The gene expression and protein secretion of the cytokines that could induce CAF transformation were relatively upregulated under the stimulation of HA in PCa cells, which corresponds with CAF transformation observed for the fibroblasts under coculture. Inflammatory factors are the major modulators that promote CAF transformation. IL-1 has been shown to activate CAF transformation through the NF-κB signaling pathway [56], and IL-6 could act primarily on the signal transducer and activator of transcription pathway [57]. TNF-α participates in paracrine signaling that promotes the activity of CAFs, and the mutation of p53 could promote TNF production by cancer cells [58], which corresponds to the GSEA of PCa cells under the stimulation of HA in this study. Receptor tyrosine kinase ligands, such as PDGFs and FGF, are also able to activate CAF transformation. The expression of PDGF-C in a mouse model has been shown to accelerate the recruitment and activation of CAFs [59]. TGF-β1 alters the target gene expression of stromal fibroblasts through the canonical TGFβ signaling pathway, leading to differential gene expression, such as α-SMA and FAP, in CAFs [60, 61]. Compared with C4-2B cells, PC-3 cells had relatively higher IL-6 and IL-1β secretion, suggesting that more aggressive PCa cells could better induce CAF transformation under HA stimulation.

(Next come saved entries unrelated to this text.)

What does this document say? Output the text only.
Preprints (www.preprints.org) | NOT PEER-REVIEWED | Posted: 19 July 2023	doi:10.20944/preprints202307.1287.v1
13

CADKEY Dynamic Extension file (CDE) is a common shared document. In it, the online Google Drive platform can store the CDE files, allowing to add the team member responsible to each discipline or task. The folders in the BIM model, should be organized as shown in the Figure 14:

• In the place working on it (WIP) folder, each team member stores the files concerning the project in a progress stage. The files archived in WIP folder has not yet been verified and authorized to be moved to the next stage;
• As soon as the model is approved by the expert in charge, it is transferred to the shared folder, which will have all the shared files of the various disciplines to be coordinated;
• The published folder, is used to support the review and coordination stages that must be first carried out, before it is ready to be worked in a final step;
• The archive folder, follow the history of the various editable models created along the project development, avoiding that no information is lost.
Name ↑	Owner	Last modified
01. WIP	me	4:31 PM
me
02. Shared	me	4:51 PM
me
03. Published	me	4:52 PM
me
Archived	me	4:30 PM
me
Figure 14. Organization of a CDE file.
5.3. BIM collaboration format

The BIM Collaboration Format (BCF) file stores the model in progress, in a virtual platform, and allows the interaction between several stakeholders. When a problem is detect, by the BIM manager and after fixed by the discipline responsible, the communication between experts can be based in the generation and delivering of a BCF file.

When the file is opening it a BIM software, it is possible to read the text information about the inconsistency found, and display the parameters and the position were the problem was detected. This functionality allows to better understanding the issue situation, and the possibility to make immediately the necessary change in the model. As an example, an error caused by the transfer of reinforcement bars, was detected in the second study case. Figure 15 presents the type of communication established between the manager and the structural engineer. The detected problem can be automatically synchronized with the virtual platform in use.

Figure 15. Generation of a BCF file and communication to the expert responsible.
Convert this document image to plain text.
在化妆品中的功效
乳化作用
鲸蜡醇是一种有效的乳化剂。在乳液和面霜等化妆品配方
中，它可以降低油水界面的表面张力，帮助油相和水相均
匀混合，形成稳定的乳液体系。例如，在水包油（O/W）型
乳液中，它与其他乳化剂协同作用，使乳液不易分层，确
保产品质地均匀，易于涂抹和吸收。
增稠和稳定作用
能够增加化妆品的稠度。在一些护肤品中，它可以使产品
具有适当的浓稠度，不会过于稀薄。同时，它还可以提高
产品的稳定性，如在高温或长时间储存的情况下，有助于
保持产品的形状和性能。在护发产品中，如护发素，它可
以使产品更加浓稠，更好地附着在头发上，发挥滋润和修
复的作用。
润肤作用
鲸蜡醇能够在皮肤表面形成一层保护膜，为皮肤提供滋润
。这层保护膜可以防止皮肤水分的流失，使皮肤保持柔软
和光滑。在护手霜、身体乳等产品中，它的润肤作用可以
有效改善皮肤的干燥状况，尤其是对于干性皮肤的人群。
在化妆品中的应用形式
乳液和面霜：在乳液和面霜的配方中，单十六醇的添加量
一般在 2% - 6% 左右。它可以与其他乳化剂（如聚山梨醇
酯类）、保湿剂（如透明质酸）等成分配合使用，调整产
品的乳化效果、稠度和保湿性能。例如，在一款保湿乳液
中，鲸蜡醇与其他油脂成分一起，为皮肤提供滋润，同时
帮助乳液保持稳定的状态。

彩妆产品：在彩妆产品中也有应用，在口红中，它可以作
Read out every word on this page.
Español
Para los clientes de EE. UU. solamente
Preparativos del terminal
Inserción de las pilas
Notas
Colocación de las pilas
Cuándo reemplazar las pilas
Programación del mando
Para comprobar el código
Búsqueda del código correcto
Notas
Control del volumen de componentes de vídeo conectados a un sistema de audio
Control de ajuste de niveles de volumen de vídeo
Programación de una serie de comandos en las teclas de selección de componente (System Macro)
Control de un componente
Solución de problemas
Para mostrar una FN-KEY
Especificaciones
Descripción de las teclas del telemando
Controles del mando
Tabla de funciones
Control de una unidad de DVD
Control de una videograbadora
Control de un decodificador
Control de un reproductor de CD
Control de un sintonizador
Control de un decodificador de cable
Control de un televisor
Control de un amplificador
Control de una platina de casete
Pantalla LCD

The crosstalk between HA, PCa cells and CAFs revealed that HA not only promoted PCa metastasis directly, but also induced the CAFs transformation indirectly, and form a vicious circle that further promoted the PCa metastasis. Currently, most of the therapeutic strategies targeted the CAFs directly, while the inhibition of the CAFs transformation was less investigated. The findings in this study provided a better understanding of the potential sources of CAFs, and also suggested that HA could be a potential therapeutic marker to be inhibited for PCa therapeutics in the future.